The historical coincidences surrounding Alex Rodriguez’ 600th homerun have truly been remarkable. However, the most fitting connection to the past was not the date of the homerun, but its landing spot at the base of Babe Ruth’s memorial in Monument Park.
Not only did Alex Rodriguez join the Babe as the only other player to reach the milestone as a Yankee, but he also surpassed him to become the youngest player to belt 600 homeruns. That’s what happens when you spend the first five years of your career as a top flight pitcher!
Although the Babe could definitely relate to the accomplishment, chances are he wouldn’t recognize all of the attention surrounding the moment.

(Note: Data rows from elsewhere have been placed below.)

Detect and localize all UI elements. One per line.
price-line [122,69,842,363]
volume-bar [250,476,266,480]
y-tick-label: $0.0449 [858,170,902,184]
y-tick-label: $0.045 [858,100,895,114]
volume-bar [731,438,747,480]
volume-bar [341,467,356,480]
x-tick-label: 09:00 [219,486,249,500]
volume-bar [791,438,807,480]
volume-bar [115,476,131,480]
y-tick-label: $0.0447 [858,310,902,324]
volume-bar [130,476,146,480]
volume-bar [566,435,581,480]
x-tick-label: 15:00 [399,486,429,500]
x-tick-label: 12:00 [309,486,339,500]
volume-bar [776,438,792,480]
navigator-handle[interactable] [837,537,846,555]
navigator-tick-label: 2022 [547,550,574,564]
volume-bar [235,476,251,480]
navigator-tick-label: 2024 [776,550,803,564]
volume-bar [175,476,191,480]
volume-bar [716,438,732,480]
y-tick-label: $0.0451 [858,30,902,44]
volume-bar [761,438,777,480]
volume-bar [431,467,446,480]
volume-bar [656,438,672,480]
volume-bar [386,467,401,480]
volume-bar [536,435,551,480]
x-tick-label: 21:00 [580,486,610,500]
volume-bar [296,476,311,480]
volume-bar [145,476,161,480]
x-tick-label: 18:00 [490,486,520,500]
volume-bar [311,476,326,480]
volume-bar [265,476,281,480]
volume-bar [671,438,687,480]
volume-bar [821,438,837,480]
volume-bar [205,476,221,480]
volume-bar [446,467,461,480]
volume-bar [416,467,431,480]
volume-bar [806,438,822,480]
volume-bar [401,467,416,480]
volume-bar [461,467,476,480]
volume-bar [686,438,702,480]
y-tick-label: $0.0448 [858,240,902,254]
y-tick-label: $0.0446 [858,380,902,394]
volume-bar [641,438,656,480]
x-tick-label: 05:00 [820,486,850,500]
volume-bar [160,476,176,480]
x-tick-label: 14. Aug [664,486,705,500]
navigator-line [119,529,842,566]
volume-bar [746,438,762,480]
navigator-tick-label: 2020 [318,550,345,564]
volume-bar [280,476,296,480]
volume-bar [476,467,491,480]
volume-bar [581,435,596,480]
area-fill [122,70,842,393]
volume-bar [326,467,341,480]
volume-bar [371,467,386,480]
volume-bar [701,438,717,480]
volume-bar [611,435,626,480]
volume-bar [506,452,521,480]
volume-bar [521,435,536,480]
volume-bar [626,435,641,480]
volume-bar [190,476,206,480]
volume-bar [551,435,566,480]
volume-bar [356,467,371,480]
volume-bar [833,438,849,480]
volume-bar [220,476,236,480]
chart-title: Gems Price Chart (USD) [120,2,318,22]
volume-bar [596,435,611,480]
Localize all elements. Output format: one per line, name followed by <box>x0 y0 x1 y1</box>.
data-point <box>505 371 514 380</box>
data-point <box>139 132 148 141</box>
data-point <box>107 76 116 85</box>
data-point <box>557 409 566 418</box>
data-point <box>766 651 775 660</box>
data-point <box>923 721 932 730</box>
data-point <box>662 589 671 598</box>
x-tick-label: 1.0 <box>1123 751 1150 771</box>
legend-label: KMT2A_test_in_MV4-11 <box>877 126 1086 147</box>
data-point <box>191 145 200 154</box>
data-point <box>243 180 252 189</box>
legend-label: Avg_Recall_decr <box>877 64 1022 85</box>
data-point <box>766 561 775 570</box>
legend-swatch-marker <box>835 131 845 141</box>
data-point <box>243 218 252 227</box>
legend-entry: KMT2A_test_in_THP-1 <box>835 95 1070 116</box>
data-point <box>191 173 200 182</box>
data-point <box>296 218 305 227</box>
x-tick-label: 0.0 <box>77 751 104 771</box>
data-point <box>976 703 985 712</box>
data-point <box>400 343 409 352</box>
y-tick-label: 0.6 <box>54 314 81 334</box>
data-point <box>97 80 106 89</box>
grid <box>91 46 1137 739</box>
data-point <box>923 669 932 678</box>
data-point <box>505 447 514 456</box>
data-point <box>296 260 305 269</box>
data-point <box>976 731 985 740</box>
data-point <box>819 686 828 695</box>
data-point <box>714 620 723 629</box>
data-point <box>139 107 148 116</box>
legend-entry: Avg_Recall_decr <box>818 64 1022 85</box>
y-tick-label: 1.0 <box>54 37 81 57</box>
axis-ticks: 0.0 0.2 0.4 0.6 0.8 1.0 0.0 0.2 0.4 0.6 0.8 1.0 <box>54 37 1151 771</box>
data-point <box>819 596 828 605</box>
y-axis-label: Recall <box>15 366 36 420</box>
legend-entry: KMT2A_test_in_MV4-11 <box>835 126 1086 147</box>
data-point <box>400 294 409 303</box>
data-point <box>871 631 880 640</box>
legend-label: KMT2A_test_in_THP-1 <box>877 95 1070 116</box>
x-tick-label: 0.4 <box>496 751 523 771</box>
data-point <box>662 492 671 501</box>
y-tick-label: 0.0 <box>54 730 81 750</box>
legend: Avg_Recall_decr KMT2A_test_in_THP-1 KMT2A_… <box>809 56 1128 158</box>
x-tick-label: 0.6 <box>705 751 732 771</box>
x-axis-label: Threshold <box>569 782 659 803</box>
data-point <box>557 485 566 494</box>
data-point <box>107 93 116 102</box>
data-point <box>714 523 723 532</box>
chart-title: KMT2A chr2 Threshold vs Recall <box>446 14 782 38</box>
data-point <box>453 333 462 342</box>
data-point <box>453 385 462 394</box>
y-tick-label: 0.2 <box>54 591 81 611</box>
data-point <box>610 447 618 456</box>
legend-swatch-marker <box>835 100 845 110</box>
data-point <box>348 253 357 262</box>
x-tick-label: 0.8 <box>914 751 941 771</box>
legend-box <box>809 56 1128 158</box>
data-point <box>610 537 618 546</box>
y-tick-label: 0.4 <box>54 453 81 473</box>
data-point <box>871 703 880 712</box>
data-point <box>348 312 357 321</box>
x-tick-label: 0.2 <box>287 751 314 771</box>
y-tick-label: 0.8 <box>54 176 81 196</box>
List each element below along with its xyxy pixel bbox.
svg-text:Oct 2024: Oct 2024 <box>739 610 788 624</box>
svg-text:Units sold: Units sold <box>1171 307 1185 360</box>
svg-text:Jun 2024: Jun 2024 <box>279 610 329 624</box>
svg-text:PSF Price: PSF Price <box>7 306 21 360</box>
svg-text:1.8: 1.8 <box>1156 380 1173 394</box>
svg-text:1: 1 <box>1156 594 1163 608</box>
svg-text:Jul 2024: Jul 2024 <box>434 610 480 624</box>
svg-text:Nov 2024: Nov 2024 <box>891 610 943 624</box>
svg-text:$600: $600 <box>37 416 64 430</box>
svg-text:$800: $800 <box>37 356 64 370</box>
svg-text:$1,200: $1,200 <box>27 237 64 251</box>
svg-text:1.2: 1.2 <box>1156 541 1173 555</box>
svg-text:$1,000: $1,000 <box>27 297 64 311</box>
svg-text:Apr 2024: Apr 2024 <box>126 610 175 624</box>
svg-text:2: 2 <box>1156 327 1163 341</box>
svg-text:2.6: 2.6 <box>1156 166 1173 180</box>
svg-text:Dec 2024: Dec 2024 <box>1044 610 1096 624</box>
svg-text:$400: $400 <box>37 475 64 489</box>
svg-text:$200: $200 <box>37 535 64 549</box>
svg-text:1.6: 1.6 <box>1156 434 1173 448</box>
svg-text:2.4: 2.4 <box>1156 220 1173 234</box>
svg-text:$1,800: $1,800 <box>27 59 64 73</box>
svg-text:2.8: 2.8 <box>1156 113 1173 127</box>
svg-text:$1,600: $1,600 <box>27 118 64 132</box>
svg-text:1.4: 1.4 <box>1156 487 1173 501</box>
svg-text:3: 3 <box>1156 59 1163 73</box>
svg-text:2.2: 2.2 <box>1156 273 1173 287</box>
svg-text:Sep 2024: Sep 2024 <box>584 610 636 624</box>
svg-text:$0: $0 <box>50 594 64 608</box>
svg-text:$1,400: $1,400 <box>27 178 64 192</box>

After all, when the Babe hit 600, no one else had even reached the 300 plateau. So, it’s not surprising that the moment passed with little fanfare, even during a period when just about everything Ruth did was chronicled to great fervor.
He likes to hit them, of course, as much as any ball player, and perhaps more, because homers in large quantities are the principal reasons for the Babe’s big salary checks. But for a man who holds nearly every known record for hitting homers, one four base hit is not much cause for excitement” – Hugh S. Fullerton, AP Sportswriter writing about Babe Ruth’s 600th homerun
There were headlines, for sure, but no one seemed to place too much importance on the blast, which came in St. Louis’ Sportsman’s Park against the Browns’ George Blaeholder. In fact, more attention was paid to Ruth’s single season homerun battle with teammate Lou Gehrig (the milestone homerun was Ruth’s 35th of the season, and moments after he hit it, Gehrig followed with his 34th), as well as the six-man batting race that saw the Athletics’ Al Simmons just ahead of the Babe.
Major League Leaders, As of August 21, 1931
|Babe Ruth||Yankees||35||Al Simmons||Athletics||0.385|
|Lou Gehrig||Yankees||34||Babe Ruth||Yankees||0.375|
|Chuck Klein||Phillies||29||.||Spud Davis||Phillies||0.354|
|Earl Averill||Indians||27||Ed Morgan||Indians||0.352|
|Mel Ott||Giants||23||Bill Terry||Giants||0.346|
|Jimmie Foxx||Athletics||21||Chuck Klein||Phillies||0.344|
Source: Associated Press, August 22, 1931
Even though the public and media seemed to be preoccupied by the Babe’s other exploits, the moment was not lost on the man himself. In a rare gesture for the time, Ruth reportedly located the youngster who retrieved the ball, which was hit over the bleachers and onto Grand Boulevard, and gave him $10 along with an autographed ball in exchange for the memento. Young Tony Gallico probably never imagined how much that autographed ball would someday be worth, but the $10 (which during the Great Depression was about the average weekly salary of those lucky enough to have a job) probably sure came in handy.
In one final bow to the past, Alex Rodriguez’ 600th home run ball was retrieved by Stadium security guard Frankie Babilonia, who scooped up the trophy from underneath the netting just in front of Babe Ruth’s moment. Despite being required to turn over the souvenir, Babilonia was presented with a bat autographed by Alex Rodriguez. Apparently, the worth of a milestone has gone down. Either that or someone owes Mr. Babilonia ten dollars.